Warhol's vivacious Ladies And Gentlemen series depicts well known individuals among the gay and trans scene in New York during the 1970s. Out of the 14 models depicted in the series, 13 of their identities are known: Marsha P. Johnson, Alphanso Panell, Iris, Wilhelmina Ross, Broadway, Easha McCleary, Helen/Harry Morales, Ivette, Kim, Lurdes, Michele Long, Monique and Vicki Peters.
Though the initial printed portraits in the series are monochromatic black and white, Warhol overlays colour to add dimension and vibrancy to his portraits. Not dissimilar to his Mick Jagger series, which was created in the same year, this colour draws attention to the models' features and the bold makeup of drag.
Despite being commissioned nearly $1 million for this series, Warhol only paid his models $50-100 for their extensive sittings. Marsha P. Johnson, one of the models in the series, commented on the irony of her portrait being sold for thousands of dollars while she struggled to pay rent.
Luciano Anselmino, an Italian art dealer and owner of Galleria Il Fauno in Turin, was no stranger to Warhol in 1975. Before commissioning Warhol for Ladies And Gentlemen, Anselmino had patronised an edition of his Man Ray portrait to be completed by the father of Pop.
Commissioned in response to the death of Candy Darling, the first trans woman known to take hormones, Ladies And Gentlemen is a flamboyant celebration of this eclectic community.
Warhol was famously cheap, and refused to work more than absolutely necessary for the right price. However, he almost doubled the number of canvases commissioned by Anselmino, which attests to his attachment to the subjects of this series.
Warhol's fascination with the trans sitters of Ladies And Gentlemen is owed to his ongoing fascination with queer self-fashioning and drag. Six years after the creation of this series, Warhol began to photograph himself in drag, signalling the influence of these prodigies of self-invention.
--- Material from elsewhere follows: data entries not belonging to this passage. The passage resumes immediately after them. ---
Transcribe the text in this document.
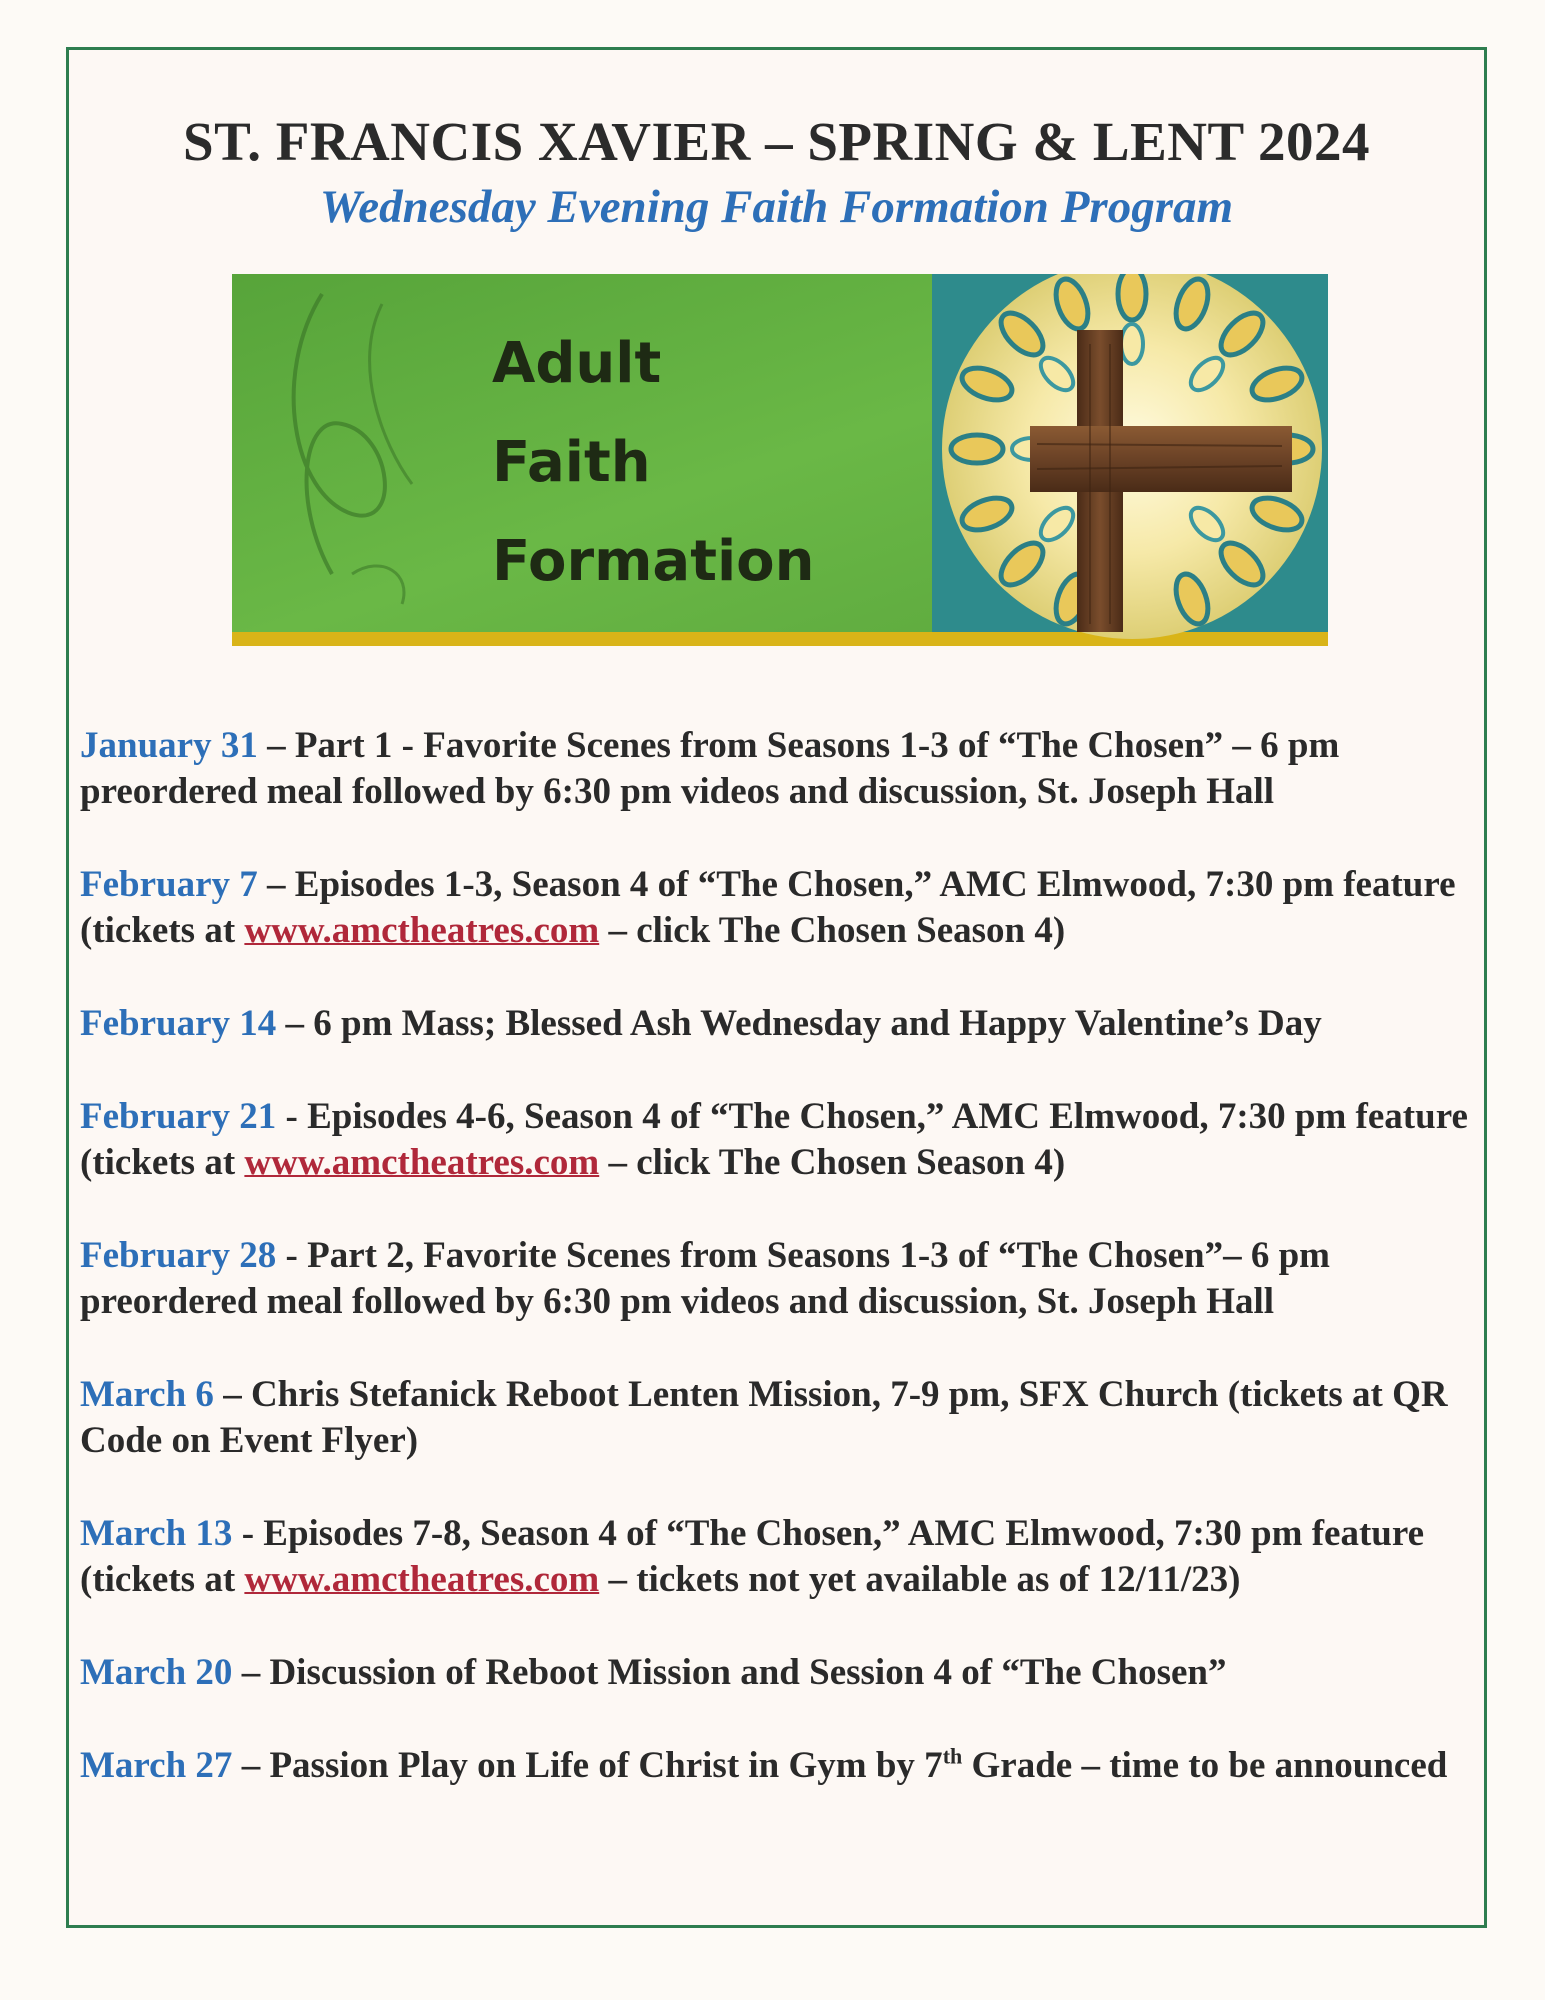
ST. FRANCIS XAVIER – SPRING & LENT 2024
Wednesday Evening Faith Formation Program
Adult
Faith
Formation
January 31 – Part 1 - Favorite Scenes from Seasons 1-3 of “The Chosen” – 6 pm preordered meal followed by 6:30 pm videos and discussion, St. Joseph Hall
February 7 – Episodes 1-3, Season 4 of “The Chosen,” AMC Elmwood, 7:30 pm feature (tickets at www.amctheatres.com – click The Chosen Season 4)
February 14 – 6 pm Mass; Blessed Ash Wednesday and Happy Valentine’s Day
February 21 - Episodes 4-6, Season 4 of “The Chosen,” AMC Elmwood, 7:30 pm feature (tickets at www.amctheatres.com – click The Chosen Season 4)
February 28 - Part 2, Favorite Scenes from Seasons 1-3 of “The Chosen”– 6 pm preordered meal followed by 6:30 pm videos and discussion, St. Joseph Hall
March 6 – Chris Stefanick Reboot Lenten Mission, 7-9 pm, SFX Church (tickets at QR Code on Event Flyer)
March 13 - Episodes 7-8, Season 4 of “The Chosen,” AMC Elmwood, 7:30 pm feature (tickets at www.amctheatres.com – tickets not yet available as of 12/11/23)
March 20 – Discussion of Reboot Mission and Session 4 of “The Chosen”
March 27 – Passion Play on Life of Christ in Gym by 7th Grade – time to be announced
Marsha P. Johnson is now regarded as one of the key figures in the Stonewall Uprising of 1969. Johnson actively campaigned for LGBTQ+ rights, co-founding the Street Transvestite Action Revolutionaries (S.T.A.R) with Sylvia Rivera, until her untimely death in 1992.
Much like the portraits of his other 'Superstars', like Marilyn Monroe, Liz Taylor, and Martha Graham, the trans women represented by Warhol in this series were posed with celebrity glamour. Warhol hardly ever photographed his subjects naturally, opting instead to model them to best reveal their star appeal.
In preparation for this series, Warhol snapped over 500 Polaroid photographs of his 14 subjects. This intimate process in the studio encouraged conversation between Warhol and his sitters, allowing the artist to discover more about their lives and unique experiences, all of which shine through in his complete portraits.